GRGUREVICH, LUKE Fisherman-Sheep-Brooks Island

 

Most people in the San Francisco Bay Area are familiar with Yerba Buena, Treasure Island, Angel Island and, of course, Alcatraz, but only a handful know about the other islands-The Brothers, The Sisters, east and West Marin Islands, Brooks Island and red Rock. Tiny outcroppings in the Bay, they range in size from Brooks Island, 45 acres of forest, to West Sister, little more than a rock. Two are privately owned, one is opened as a park this year. The rest are accessible by boat; in some cases permission from the Coast Guard is necessary. South of The Brothers, three quarters of a mile off Point Richmond, lies Brooks island a lush 45 acres with two fresh-water springs. East Bay Regional Parks bought the land for $625,000 in 1968 and plans to open it to the public this summer.

The island was the site of several Indian villages from about 3000 B.C. to 70 A.D., according to George Coles, an anthropologist at Contra Costa College who has been excavating on the island for many years. The first piece of Indian rope found in California was on Brooks. The fresh water has crated a marsh that is the home for cormorants, mallards, Canadian geese and mourning doves. Mussels, clams and oysters can still be gathered along some parts of the two miles of shoreline.

Records show a Mr. Brooks lived on the island in the middle of the 19th century. He constructed a four-room house and raised goats, then left the Bay Area around 1870. A Croatian immigrant, Luccas Gargurevich, and his wife moved in and raised sheep and 10 children. His son Anton claimed, in a short history of the island he wrote in 1965, that his father was cheated out of the land by one of the Big Four railroad companies. The family then moved to Berkeley.
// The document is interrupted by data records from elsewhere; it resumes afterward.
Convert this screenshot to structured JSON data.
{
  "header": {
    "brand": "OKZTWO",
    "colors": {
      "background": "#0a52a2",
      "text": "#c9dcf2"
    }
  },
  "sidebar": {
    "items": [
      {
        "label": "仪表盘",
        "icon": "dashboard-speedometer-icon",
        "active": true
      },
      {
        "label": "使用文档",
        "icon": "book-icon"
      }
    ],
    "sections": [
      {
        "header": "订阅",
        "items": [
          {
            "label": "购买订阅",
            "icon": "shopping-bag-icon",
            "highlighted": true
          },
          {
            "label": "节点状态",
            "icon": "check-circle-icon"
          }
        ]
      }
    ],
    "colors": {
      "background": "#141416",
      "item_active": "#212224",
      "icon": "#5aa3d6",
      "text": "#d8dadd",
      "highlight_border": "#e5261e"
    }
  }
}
Luke Gargurevich died in West Berkeley, November 30, 1919, Luke Gargurevich born in 1841, dearly beloved husband of the late Domencia Gargurevich, and loving father of Antone, Mitchell, Luke and Victor Gargurevich, Mrs. Annie S. Illich and Sophie E. Haiens, a native of the Island of Lastovo, Dalmatia, Croatia, aged 80 years and 10 months.  A member of Slavonic Illyric M. B. Society of San Francisco. Friends and acquaintances respectfully invited to attend the funeral tomorrow (Wednesday), Dec. 3, 1919, from the parlors of Ferrari & Alison 1548 Stockton, at 1 p.m.; thence to K. P. Hall, 115 Valencia st., where services will be held under Slavonic I. M. B. Society, commencing at 2 p.m., thence to  Croatian Church of Nativity for blessing.  Internment, Holy Cross.

 

 

BROOKS ISLAND - SF

 

By Dennis Drabelle

 

 

 

We're standing on the edge of people's lives," says George Coles, who is standing at the head of a gully crisscrossed by weathered boards. "From the evidence we estimate that about 100 people were living in this village at any given time, and that makes about 500 people a century. The site was occupied for 3,000 years, which means we're on a spot where 15,000 people lived and died."

 

The spot is a knoll above the eastern shore of Brooks Island, a 45-acre triangle of land located in the Bay about half a mile south of Richmond harbor. It is also a unit of the East Bay Regional Park system. George is an archeologist on the faculty of Contra Costa College in Richmond. He, his wife Corrine, and the park district's Neil Havlik are conducting a tour of the island, with emphasis on its Indian archeological sites.

 

"Why did they locate their village here?" George muses. "It's a comfortable, protected site on the leeward side of the island. White people have sited their houses in the same area-as you saw, the present caretaker's house isn't very far from here. There's also a spring nearby. These people were quite good at finding the best places to live." George calls them simply "the people" because about 200 years ago they were driven off the island so quickly that their proper name was lost. "Most of the names we've given to California Indians are arbitrary," he says. "Pomo is not even a word in the language of the people that go by that name."

 

This site and a second one on the island were first noted by archeologist N. C. Nelson in 1907, when the place was known as Sheep Farm Island. (No one knows where the name Brooks comes from; shipping charts back in the 1850s refer to the island that way.) This was after the occupation by Yugoslav immigrant named Anton Gargurevich, who claimed the island, built a home on it, lived on it, raised cattle and goats on it, but neglected to file a deed for it. Like the Indians, he was eventually ousted. (In early 1960s George located one of Gargurevich's daughters, aged 90, and to her delight brought her back to the island for the first time since 1893. She gave him a long statement on what it was like to grow up in the middle of the bay.